Neil holds up one of his little charges for inspection, clasping it carefully behind its head. 'A healthy langoustine should be relatively pale,' he says. 'Intense colouring may seem attractive, but those reds and oranges are often a sign of infection or ill health.'

The creature writhes constantly in his hand and the biologist never takes his eyes off it. 'Those pincers will pierce right through a finger or a thumb. They know how to defend themselves.'

It is the study and subsequent understanding of the Nephrops life cycle that has resulted in the new-found appreciation of their value. 'The great thing about the langoustine is its basic biology,' says Jim Atkinson, of the Millport marine biological research station in the Firth of Clyde.

'We have found they live in burrows below the seabed for long periods of their lives: principally when females are bearing eggs and also after these eggs have hatched and the young langoustine are still growing. They spend the first two years of their lives in these burrows and that is good news. Down there, they cannot be caught in nets and that in turn means we should always have a basic protected stock of langoustine. That is something we never had with white fish.'

It is a comforting prospect, though other experts counsel caution. In Spain, reserves of langoustines have declined in recent years. Biologists remain unsure of the cause though over-fishing is an obvious candidate. 'There are lessons to be learned from Spain, that is certainly true,' admits Neil. 'In addition, we have found there are some key moments in the lives of langoustine when which we have to be careful about how we deal with them. For example, females moult in April and May. Their shell loses its hardness and the flesh becomes quite jelly-like. We need to avoid fishing them at this time.

'The crucial point is that we are now looking at the life cycle of a creature that has great potential as a seafood resource - and trying to understand what problems and pitfalls lie ahead. In the past, we have only taken such an approach with a fish - like the cod - once it has already got into trouble. By the time we have worked out the problem, and understood its life cycle, it has been too late. Cod stocks have already dropped to dangerous levels and we have little room for manoeuvre. That is not the case with the langoustine. We now have the knowledge to sustain numbers and give our fishermen a real chance for survival. It is up to us not to mess that up.'

The life and times of the langoustine

Nephrops norvegicus is a seawater crustacean that is caught mainly in nets trawled across the sea floor, though a small minority are trapped in individual creels.
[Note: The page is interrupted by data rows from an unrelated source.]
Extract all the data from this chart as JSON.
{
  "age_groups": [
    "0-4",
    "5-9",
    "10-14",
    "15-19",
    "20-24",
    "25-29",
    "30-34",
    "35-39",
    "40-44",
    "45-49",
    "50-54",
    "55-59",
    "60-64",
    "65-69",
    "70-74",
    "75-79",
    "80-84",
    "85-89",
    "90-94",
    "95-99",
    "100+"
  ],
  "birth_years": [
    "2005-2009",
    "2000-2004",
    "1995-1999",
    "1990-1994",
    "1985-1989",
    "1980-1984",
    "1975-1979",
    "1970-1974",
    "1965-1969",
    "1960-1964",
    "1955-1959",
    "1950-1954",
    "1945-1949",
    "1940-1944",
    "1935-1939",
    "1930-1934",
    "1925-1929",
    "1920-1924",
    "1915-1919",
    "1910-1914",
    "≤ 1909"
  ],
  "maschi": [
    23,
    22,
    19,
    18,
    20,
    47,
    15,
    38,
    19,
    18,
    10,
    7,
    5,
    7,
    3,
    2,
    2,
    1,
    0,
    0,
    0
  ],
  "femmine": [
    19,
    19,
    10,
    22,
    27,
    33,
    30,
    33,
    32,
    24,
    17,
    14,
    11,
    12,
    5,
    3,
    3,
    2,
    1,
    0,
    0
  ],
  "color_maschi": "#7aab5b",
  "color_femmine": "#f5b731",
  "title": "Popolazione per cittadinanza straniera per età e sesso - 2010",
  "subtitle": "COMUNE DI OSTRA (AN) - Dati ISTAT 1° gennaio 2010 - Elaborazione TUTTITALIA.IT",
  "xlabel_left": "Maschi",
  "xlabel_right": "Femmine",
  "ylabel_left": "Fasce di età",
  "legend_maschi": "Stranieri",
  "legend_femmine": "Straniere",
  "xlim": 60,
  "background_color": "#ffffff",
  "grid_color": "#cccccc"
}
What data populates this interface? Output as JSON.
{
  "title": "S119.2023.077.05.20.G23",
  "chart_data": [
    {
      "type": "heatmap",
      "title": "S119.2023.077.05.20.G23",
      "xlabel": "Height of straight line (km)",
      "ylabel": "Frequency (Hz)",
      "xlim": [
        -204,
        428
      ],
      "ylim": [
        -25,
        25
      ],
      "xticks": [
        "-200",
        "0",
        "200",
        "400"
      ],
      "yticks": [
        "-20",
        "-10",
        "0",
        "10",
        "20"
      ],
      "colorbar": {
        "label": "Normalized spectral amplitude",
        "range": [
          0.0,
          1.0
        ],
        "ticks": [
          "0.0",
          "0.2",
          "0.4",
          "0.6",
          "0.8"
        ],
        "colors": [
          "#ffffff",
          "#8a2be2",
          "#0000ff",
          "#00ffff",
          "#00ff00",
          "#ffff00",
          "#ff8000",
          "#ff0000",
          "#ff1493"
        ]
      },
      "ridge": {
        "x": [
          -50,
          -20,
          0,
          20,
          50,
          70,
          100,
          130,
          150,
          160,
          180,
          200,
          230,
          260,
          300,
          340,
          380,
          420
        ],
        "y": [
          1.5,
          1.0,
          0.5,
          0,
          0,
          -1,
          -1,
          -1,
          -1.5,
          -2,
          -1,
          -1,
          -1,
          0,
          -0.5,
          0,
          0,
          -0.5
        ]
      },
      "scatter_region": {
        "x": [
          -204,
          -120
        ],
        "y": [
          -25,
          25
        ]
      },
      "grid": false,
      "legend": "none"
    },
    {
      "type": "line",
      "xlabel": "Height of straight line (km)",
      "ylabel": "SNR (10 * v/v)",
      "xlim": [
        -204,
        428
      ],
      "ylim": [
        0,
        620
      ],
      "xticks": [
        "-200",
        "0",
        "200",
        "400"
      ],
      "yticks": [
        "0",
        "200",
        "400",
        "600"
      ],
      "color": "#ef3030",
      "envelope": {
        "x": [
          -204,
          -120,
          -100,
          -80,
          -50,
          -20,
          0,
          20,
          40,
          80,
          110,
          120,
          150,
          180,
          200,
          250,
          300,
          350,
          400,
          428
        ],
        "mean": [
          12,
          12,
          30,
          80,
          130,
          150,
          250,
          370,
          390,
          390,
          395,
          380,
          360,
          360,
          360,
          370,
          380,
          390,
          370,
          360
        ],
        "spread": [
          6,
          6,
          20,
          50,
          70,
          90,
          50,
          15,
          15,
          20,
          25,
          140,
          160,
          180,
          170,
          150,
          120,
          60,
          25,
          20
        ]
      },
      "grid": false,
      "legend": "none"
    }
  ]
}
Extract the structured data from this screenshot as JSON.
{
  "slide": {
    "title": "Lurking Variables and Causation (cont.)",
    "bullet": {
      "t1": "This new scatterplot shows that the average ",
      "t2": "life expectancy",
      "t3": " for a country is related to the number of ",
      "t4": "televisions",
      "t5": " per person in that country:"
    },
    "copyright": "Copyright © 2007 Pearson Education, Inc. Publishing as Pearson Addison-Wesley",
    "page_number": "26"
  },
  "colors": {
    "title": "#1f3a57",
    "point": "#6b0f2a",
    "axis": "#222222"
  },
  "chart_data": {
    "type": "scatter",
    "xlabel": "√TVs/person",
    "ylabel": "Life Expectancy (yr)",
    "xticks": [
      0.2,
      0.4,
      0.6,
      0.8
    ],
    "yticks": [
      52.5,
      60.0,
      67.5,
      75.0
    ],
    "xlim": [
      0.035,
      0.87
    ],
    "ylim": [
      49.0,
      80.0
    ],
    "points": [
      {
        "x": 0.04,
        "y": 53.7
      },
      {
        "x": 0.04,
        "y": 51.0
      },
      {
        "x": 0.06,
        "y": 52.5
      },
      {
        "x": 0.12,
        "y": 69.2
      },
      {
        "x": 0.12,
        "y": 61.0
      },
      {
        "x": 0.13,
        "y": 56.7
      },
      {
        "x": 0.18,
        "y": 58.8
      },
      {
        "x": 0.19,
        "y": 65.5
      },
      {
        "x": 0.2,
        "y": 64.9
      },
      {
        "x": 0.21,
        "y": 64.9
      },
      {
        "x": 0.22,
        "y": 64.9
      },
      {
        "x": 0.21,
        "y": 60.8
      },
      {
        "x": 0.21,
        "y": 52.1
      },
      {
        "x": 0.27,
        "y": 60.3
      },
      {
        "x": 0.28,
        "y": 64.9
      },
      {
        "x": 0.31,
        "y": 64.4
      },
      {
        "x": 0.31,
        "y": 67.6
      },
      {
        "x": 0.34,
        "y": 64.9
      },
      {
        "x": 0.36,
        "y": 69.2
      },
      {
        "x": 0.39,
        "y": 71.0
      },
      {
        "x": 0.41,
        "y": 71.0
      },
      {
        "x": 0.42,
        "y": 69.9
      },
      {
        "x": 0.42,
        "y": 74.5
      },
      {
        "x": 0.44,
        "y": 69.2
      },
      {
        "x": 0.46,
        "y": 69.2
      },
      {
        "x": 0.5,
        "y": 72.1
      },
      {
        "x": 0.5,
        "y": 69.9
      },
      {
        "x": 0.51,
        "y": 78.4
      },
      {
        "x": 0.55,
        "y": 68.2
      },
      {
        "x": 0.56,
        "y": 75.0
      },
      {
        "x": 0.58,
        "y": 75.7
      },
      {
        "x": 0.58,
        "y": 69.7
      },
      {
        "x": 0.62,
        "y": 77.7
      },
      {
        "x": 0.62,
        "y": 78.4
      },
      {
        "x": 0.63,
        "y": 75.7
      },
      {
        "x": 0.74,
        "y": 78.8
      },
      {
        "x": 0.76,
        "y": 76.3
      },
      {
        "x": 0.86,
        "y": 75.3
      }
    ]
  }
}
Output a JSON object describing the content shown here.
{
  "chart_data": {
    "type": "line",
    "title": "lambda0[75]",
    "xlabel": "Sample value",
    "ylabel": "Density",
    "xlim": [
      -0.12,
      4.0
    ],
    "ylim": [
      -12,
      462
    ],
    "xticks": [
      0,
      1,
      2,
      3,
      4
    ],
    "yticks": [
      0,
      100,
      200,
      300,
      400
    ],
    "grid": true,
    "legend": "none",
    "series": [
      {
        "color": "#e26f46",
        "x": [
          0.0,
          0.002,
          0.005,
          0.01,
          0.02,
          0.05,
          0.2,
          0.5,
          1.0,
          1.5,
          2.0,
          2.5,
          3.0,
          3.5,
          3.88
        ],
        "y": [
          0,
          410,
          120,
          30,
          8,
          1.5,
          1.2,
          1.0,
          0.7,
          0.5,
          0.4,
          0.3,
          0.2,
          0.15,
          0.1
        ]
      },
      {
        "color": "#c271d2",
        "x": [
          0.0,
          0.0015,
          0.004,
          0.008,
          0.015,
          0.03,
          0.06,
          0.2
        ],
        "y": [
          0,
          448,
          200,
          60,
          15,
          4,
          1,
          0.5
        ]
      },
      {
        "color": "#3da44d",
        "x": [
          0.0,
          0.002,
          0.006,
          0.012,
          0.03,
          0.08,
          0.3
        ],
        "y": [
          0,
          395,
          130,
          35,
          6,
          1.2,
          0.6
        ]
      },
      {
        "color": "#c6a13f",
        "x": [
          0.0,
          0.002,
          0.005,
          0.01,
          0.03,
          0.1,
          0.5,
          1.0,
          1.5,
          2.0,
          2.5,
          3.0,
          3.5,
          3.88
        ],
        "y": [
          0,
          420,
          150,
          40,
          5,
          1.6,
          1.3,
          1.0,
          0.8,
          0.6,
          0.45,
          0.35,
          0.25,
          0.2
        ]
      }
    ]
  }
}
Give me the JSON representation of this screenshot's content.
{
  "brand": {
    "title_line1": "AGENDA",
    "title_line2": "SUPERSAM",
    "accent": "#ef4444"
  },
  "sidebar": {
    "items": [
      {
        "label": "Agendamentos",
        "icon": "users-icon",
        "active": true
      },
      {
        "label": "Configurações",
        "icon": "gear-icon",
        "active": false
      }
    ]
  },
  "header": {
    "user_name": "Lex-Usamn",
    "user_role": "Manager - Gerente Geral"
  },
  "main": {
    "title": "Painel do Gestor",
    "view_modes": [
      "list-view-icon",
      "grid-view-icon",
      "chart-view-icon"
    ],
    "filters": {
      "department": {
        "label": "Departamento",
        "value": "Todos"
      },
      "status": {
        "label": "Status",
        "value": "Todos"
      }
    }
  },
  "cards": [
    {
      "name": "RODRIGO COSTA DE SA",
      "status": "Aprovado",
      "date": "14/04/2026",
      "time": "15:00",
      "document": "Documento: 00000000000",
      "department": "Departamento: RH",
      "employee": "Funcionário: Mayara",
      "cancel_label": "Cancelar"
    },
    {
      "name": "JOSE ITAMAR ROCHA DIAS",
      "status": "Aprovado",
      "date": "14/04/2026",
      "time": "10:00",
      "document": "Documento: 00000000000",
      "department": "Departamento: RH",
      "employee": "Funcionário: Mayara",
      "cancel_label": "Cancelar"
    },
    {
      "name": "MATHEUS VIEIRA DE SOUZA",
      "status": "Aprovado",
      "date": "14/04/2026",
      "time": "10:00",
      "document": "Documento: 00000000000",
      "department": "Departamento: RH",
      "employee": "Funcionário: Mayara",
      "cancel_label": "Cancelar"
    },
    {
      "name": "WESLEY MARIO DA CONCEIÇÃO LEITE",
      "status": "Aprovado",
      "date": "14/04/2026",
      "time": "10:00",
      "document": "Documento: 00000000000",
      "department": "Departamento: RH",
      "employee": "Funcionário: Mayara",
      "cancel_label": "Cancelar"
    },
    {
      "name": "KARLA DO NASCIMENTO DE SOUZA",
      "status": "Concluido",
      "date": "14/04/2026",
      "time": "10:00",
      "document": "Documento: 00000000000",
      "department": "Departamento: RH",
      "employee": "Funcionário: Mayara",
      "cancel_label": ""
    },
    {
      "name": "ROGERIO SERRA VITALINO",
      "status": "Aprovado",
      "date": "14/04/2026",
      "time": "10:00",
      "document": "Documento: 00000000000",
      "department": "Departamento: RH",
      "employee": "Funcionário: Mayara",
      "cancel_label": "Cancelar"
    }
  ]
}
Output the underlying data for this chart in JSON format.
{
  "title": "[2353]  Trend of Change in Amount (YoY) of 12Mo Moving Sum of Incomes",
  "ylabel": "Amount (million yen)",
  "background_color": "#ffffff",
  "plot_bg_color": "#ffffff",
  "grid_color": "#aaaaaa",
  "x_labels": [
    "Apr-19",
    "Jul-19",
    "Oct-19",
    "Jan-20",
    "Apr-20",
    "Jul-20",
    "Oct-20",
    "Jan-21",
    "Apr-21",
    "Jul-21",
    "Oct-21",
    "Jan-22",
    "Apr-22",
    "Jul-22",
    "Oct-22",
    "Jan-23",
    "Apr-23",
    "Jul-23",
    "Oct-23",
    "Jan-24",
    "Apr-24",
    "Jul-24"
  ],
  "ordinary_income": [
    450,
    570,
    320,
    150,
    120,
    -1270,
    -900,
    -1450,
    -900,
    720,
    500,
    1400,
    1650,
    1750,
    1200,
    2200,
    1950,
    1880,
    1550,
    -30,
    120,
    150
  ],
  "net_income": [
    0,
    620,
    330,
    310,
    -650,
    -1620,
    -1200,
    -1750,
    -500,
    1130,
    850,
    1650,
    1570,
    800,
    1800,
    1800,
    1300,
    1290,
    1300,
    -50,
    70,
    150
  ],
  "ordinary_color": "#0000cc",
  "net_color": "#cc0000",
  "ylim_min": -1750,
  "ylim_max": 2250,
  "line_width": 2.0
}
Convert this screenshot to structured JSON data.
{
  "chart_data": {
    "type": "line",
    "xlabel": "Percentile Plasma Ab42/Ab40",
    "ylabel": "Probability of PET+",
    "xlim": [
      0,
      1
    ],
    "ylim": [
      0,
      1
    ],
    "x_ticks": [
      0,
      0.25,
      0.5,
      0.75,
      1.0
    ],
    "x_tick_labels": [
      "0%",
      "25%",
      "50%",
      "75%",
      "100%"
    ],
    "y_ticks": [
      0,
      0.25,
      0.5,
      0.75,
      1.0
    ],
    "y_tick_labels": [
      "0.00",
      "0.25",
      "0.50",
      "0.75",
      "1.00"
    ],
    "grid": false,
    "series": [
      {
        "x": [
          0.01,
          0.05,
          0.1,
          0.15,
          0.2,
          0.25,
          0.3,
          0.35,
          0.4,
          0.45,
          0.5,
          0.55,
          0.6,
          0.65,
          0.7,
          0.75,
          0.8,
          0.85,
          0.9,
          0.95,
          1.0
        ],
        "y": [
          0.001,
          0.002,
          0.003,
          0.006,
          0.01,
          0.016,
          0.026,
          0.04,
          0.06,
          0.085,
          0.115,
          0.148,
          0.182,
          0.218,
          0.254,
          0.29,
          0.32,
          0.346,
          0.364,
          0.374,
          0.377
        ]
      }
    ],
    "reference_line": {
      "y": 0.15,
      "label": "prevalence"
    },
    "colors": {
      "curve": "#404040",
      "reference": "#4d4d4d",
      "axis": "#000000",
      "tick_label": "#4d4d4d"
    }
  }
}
For the first two to three years of their life they hide in burrows on the seabed. Once they've reached sexual maturity, they leave their burrows and explore the seabed.

Other edible shellfish found in British waters include its larger cousin, the blue lobster, and various species of crab. The crayfish, by contrast, is a freshwater crustacean.

Freshwater prawns, such as the tiger prawn, which we buy in supermarkets, are usually farmed in the Far East or South America while shrimps like the northern or Maine are fished in northern seas like the North Atlantic and the Barents Sea. Potted shrimps are much smaller and fished by inshore fishermen in the Wash, Morecambe Bay and the Solway Firth.